Dear Priests: It’s Time for the Biggest Outreach in Church History

The shepherds have to go out and find the lost sheep again. Here’s how.

Worshippers gather for a Mass on Dec. 23, 2020, in St. Martin’s Cathedral in Bratislava, Slovakia.
Worshippers gather for a Mass on Dec. 23, 2020, in St. Martin’s Cathedral in Bratislava, Slovakia. (photo: Robert Barca / Getty Images)

The past few weeks have witnessed more bishops restoring the obligation of Sunday Mass in their dioceses, but if the expectation is that everyone will return just as prior to the COVID-19 restrictions, they should prepare to be disappointed. Some Catholics feel like they have been mistreated and ignored during the past 16 months, and they are in no hurry to return to the pews. At this stage, it is not enough for priests to sit idly by and hope for their return. It is time for the shepherds to go out and find the lost sheep. I offer three ideas for helping to accomplish that.

First, the clergy must admit that many members of the laity have been mistreated since March 2020.

One Sunday last year, I showed up for Mass only to be told that the church was already at “full capacity.” (This policy was the result of an executive order from Virginia’s governor. That same governor, by the way, had seen fit to sign grisly pro-abortion legislation — on Good Friday.)

After being told there was no more room, I expected to at least watch the Mass from outside, yet I was told that the doors must remain shut during Mass. (This directive, which had the effect of limiting fresh air inside the Church, still has me stumped. Then again, the year 2020 was not a great year for logic.) So I stayed outside instead, and read the day’s Gospel on my iPhone and listened for the sound of bells, in order to kneel on the concrete during the consecration.

Unpermitted to even be on the outside looking in, I was on the outside listening in — or at least trying to do so. That effort might describe the situation of many Catholics in 2020. 

Of course, things became far worse. 

In 2020, many Catholics suffered from the uncharity and callous indifference of prelates. Some churches were closed for months. I have friends who had to wait many months for their firstborn daughter to be baptized.
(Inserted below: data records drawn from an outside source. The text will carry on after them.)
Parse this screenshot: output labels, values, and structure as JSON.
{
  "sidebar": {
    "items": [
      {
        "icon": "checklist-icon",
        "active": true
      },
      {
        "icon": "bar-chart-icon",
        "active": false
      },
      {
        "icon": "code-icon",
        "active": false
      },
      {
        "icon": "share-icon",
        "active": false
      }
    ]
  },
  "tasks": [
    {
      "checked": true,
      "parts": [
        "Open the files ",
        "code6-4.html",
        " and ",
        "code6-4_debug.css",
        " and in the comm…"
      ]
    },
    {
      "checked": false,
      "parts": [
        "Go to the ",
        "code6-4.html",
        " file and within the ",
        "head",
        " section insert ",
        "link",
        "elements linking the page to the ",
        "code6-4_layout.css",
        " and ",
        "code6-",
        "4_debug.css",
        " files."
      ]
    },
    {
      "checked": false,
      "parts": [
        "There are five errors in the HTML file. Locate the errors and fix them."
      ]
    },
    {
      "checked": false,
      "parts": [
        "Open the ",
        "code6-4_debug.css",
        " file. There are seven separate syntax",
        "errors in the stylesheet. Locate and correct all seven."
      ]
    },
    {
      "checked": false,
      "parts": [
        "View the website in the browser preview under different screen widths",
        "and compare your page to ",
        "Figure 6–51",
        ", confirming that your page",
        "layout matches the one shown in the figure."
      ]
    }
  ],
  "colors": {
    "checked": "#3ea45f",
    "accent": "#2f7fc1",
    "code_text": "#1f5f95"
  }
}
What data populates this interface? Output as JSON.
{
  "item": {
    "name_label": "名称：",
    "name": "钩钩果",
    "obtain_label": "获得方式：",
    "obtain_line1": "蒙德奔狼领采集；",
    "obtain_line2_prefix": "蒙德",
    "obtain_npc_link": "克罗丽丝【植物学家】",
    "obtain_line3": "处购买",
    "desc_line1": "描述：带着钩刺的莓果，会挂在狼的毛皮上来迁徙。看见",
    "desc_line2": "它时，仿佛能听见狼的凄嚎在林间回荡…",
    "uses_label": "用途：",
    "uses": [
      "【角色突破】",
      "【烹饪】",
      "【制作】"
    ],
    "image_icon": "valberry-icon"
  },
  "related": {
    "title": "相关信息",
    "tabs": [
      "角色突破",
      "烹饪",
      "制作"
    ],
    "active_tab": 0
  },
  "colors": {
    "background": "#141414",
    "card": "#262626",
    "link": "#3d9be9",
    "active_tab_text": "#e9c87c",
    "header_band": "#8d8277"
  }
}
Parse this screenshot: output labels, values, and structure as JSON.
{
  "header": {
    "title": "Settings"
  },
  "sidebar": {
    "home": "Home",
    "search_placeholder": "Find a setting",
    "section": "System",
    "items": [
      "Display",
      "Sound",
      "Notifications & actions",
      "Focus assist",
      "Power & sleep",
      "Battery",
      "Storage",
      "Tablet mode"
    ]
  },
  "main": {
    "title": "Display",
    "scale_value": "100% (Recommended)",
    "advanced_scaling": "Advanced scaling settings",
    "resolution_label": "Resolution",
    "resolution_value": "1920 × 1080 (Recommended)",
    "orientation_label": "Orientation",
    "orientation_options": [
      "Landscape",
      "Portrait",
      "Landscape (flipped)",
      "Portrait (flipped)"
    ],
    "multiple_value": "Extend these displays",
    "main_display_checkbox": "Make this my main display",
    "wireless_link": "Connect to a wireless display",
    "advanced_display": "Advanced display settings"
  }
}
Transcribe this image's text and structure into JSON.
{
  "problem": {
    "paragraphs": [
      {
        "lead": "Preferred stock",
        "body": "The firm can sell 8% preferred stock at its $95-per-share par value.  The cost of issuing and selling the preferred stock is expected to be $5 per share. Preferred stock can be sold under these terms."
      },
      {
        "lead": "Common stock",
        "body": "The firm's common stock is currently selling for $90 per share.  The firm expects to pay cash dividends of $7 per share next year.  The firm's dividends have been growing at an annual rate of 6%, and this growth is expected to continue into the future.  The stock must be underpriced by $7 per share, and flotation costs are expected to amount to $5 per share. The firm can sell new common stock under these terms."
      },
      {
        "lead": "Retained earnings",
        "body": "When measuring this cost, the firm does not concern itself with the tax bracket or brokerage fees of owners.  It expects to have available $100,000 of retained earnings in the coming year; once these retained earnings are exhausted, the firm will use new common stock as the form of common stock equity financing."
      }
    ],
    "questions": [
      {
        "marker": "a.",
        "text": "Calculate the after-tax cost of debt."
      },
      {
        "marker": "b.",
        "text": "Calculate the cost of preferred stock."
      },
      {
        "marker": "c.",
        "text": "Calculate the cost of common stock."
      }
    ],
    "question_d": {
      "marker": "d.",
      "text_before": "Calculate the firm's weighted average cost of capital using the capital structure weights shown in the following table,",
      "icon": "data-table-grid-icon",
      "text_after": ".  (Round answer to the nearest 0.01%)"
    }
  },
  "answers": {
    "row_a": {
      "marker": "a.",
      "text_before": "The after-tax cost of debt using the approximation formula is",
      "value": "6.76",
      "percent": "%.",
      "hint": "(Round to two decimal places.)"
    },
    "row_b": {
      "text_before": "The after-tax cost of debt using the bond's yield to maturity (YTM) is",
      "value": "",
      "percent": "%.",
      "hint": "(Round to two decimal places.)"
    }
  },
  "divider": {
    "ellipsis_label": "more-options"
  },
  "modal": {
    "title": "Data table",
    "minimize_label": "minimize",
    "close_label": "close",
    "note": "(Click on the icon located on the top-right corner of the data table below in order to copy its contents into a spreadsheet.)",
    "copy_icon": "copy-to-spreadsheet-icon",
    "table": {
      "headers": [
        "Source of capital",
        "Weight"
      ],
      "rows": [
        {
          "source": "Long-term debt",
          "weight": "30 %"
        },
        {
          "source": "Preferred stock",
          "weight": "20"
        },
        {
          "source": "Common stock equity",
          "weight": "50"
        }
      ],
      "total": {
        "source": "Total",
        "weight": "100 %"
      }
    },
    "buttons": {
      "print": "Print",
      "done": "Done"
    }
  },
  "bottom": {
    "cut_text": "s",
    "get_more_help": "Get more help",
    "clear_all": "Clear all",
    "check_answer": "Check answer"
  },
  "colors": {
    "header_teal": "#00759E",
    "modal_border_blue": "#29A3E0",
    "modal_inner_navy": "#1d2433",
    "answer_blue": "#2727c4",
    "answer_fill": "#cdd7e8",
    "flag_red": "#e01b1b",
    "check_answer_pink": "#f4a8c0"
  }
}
Even after Holy Communion was again allowed, a friend of mine asked the priest if she could receive Communion on the tongue, and was criticized for her request. All this was justified with vague appeals to “prudence,” which meant — as it turned out — not turning out for Mass.

Second, the clergy should express sorrow that many members of the laity have been ignored during the pandemic.

Many members of the laity have wondered why their parish priest never called them on the phone to see how they were doing. During a time when the sacraments were in short supply while fear and confusion were in large supply, why not call parishioners? For everything that was shut down, the phone lines were open. Every parishioner should have received a phone call. That did not happen.

Dear priests, as part of post-COVID outreach program, please pick up the phone. If you can’t think of anything else to say, say you’re sorry. It is a built-in irony of Catholicism that members of the laity often say to priests, “I am sorry,” or “I am deeply sorry,” but rarely does the reverse occur. This is a perfect opportunity to do so. Be prepared to listen to some very frustrated parishioners who have felt abandoned for the past 16 months. Please be prepared to be empathetic, because that empathy might make all the difference both in this world, and in the next.

On this note, may I make another suggestion to the priests reading this? Please stand in line for Confession. I am a 50-year-old devout Catholic, and I’ve never seen a priest in line for Confession once. My children see me going to Confession, and it makes a powerful impact. Why not stand in line and make an even greater impact for your parish?

And this leads to my next point.

Third, we need to learn about the importance of the sacraments again.

During the past 16 months, we have seen the sacraments not only withheld, but with an appalling nonchalance that made some particular situations far worse. For weeks or months or over a year, babies went without Baptism, teenagers went without Confirmation, nearly everyone went without Holy Communion, nearly everyone went without Confession, couples went without Matrimony, young men went without Holy Orders, and the sick went — and departed — without Extreme Unction.

We need to regain a love for the seven sacraments that were instituted by Christ for eternal life. Please help us. Please teach us about the beauty and joy of the sacraments.

One last point to priests. I know that many of you have been heroic and extraordinarily charitable during all of this, and many of you have been tirelessly creative. (The idea of drive-through Confessions comes to mind, and I will always remember going to Confession in a Camaro.)

There are many priests in my life I am privileged to call friends. The importance of the priesthood is unfathomable. If I had my entire life to try, I could not come close to repaying the priests whom I have encountered in my life. So please do not take the above as anything other than constructive advice from a sinner in the pew. I am sincerely trying to help, with as much charity as God will grace me. Please be assured that each of you priests are, and will remain, in the prayers of a rather large Catholic family in Florida. Please keep us in your prayers as well.